Manzi on the abortion-crime hypothesis

Author

Jason Collins

Published

January 26, 2015

My recent reading of David Colander and Roland Kupers’s Complexity and the Art of Public Policy prompted me to re-read James Manzi’s Uncontrolled: The Surprising Payoff of Trial-and-Error for Business, Politics, and Society. I see the two books as riffs on a similar theme.

I’ll post a review of Uncontrolled later this week, but in the meantime, Manzi provides an interesting take on the Donohue-Levitt abortion-crime hypothesis. Their hypothesis is that abortion reduces crime as unwanted children are more likely to become criminals. As the legalisation of abortion increased access to abortion and decreased the number of unwanted children, decreases in crime through the 1990s and 2000s could be due to this legalisation.

Donohue and Levitt’s initial paper triggered a raft of responses, including one demonstrating an analytical error, which, once corrected for, resulted in the abortion-crime link disappearing. Donohue and Levitt then redid the work, and showed by recasting a few assumptions, the error could be corrected for and the link re-established. As Manzi states:

The revealing observation is not that there was an analytical error in the paper (which almost certainly happens far more often than we like to think), but that once it was found and corrected, it was feasible to rejigger the regression analysis to get back to the original directional result through various defensible tweaks to assumptions. If one could rule out either the original assumptions or these new assumptions as unreasonable, that would be better news for the technique. Instead we have a recipe for irresolvable debate.

Manzi also points out that Levitt, in his book Freakonomics (with Stephen Dubner), indirectly identified one of the reasons why Donohue and Levitt’s claim is so tenuous:

In Freakonomics, Levitt and Dubner write that Roe [the Supreme Court decision in _Roe v Wade _establishing a right to abortion] is “like the proverbial butterfly that flaps its wings on one continent and eventually creates a hurricane on another.” But this simile cuts both ways. It is presumably meant to evoke the “butterfly effect”: meteorologist Edward Lorenz’s famous description of a global climate system with such a dense web of interconnected pathways of causation that long-term weather forecasting is a fool’s errand. The actual event that inspired this observation was that, one day in 1961, Lorenz entered .506 instead of .506127 for one parameter in a climate-forecasting model and discovered that it produced a wildly different long-term weather forecast.
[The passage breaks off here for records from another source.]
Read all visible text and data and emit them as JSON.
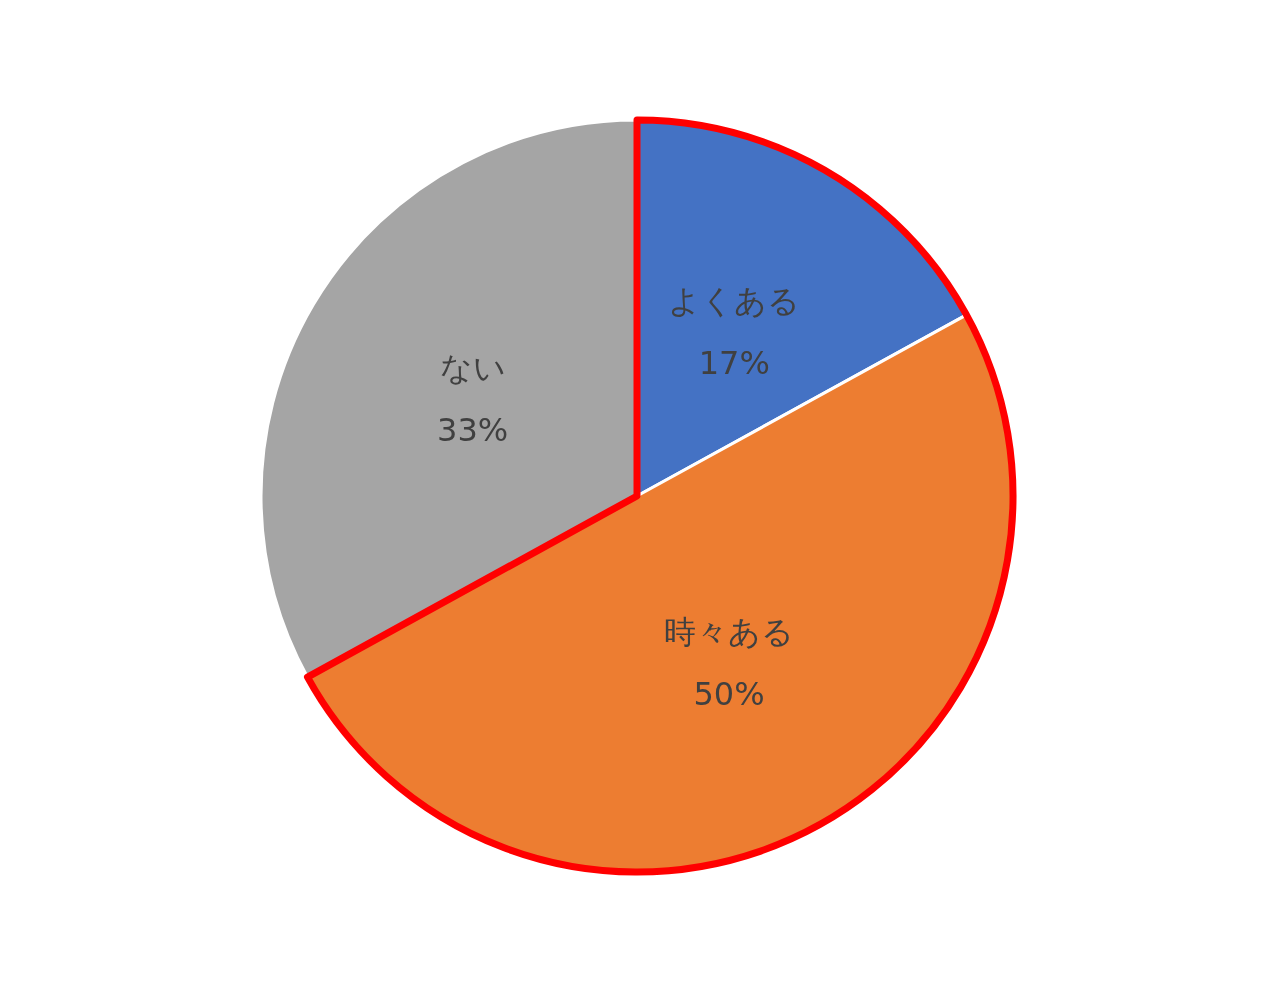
{
  "chart_data": {
    "type": "pie",
    "categories": [
      "よくある",
      "時々ある",
      "ない"
    ],
    "values": [
      17,
      50,
      33
    ],
    "colors": [
      "#4472c4",
      "#ed7d31",
      "#a5a5a5"
    ],
    "value_labels": [
      "17%",
      "50%",
      "33%"
    ],
    "legend": false
  }
}
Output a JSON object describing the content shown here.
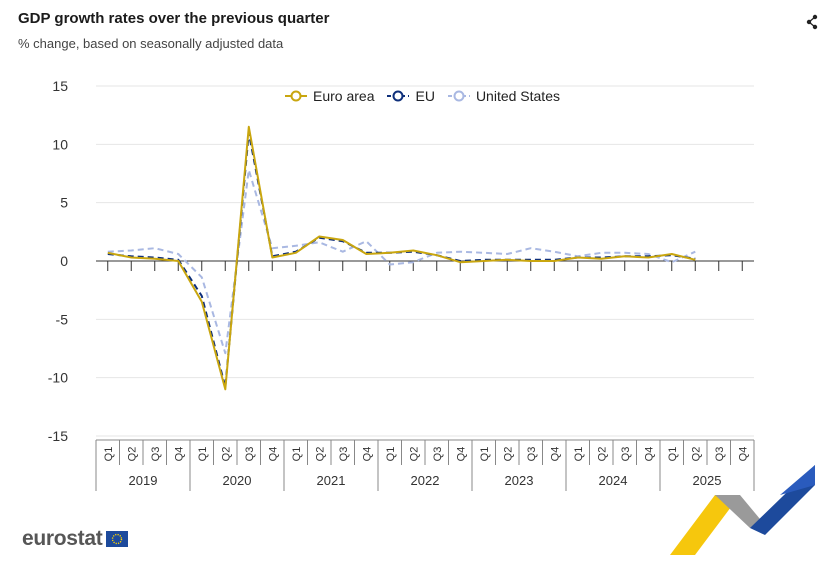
{
  "header": {
    "title": "GDP growth rates over the previous quarter",
    "subtitle": "% change, based on seasonally adjusted data"
  },
  "logo": {
    "text": "eurostat"
  },
  "icons": {
    "share": "share-icon"
  },
  "colors": {
    "euro_area": "#c9a60f",
    "eu": "#0e2f7a",
    "united_states": "#a9b8e2",
    "grid": "#e6e6e6",
    "axis": "#333333"
  },
  "chart_data": {
    "type": "line",
    "title": "GDP growth rates over the previous quarter",
    "subtitle": "% change, based on seasonally adjusted data",
    "ylim": [
      -15,
      15
    ],
    "yticks": [
      15,
      10,
      5,
      0,
      -5,
      -10,
      -15
    ],
    "grid": true,
    "legend_position": "top-center",
    "years": [
      "2019",
      "2020",
      "2021",
      "2022",
      "2023",
      "2024",
      "2025"
    ],
    "quarter_labels": [
      "Q1",
      "Q2",
      "Q3",
      "Q4"
    ],
    "categories": [
      "2019-Q1",
      "2019-Q2",
      "2019-Q3",
      "2019-Q4",
      "2020-Q1",
      "2020-Q2",
      "2020-Q3",
      "2020-Q4",
      "2021-Q1",
      "2021-Q2",
      "2021-Q3",
      "2021-Q4",
      "2022-Q1",
      "2022-Q2",
      "2022-Q3",
      "2022-Q4",
      "2023-Q1",
      "2023-Q2",
      "2023-Q3",
      "2023-Q4",
      "2024-Q1",
      "2024-Q2",
      "2024-Q3",
      "2024-Q4",
      "2025-Q1",
      "2025-Q2",
      "2025-Q3",
      "2025-Q4"
    ],
    "series": [
      {
        "name": "Euro area",
        "style": "solid",
        "values": [
          0.7,
          0.3,
          0.2,
          0.0,
          -3.5,
          -11.0,
          11.5,
          0.3,
          0.7,
          2.1,
          1.8,
          0.6,
          0.7,
          0.9,
          0.5,
          -0.1,
          0.0,
          0.1,
          0.0,
          0.0,
          0.3,
          0.2,
          0.4,
          0.3,
          0.6,
          0.1,
          null,
          null
        ]
      },
      {
        "name": "EU",
        "style": "dashed",
        "values": [
          0.6,
          0.4,
          0.3,
          0.1,
          -3.0,
          -10.8,
          11.0,
          0.4,
          0.8,
          2.0,
          1.7,
          0.7,
          0.7,
          0.8,
          0.5,
          0.0,
          0.1,
          0.1,
          0.1,
          0.1,
          0.3,
          0.3,
          0.4,
          0.4,
          0.5,
          0.2,
          null,
          null
        ]
      },
      {
        "name": "United States",
        "style": "dashed",
        "values": [
          0.8,
          0.9,
          1.1,
          0.6,
          -1.4,
          -7.9,
          7.8,
          1.1,
          1.3,
          1.6,
          0.8,
          1.7,
          -0.3,
          -0.1,
          0.7,
          0.8,
          0.7,
          0.6,
          1.1,
          0.8,
          0.4,
          0.7,
          0.7,
          0.6,
          -0.1,
          0.8,
          null,
          null
        ]
      }
    ]
  }
}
This is, of course, directly analogous to what we see in the abortion-crime debate and Bartels’s model for income inequality: tiny changes in assumptions yield vastly different results. It is a telltale sign that human society is far too complicated to yield to the analytical tools that nonexperimental social science brings to bear. The questions addressed by social science typically have none of the characteristics that made causal attribution in the smoking–lung cancer case practical.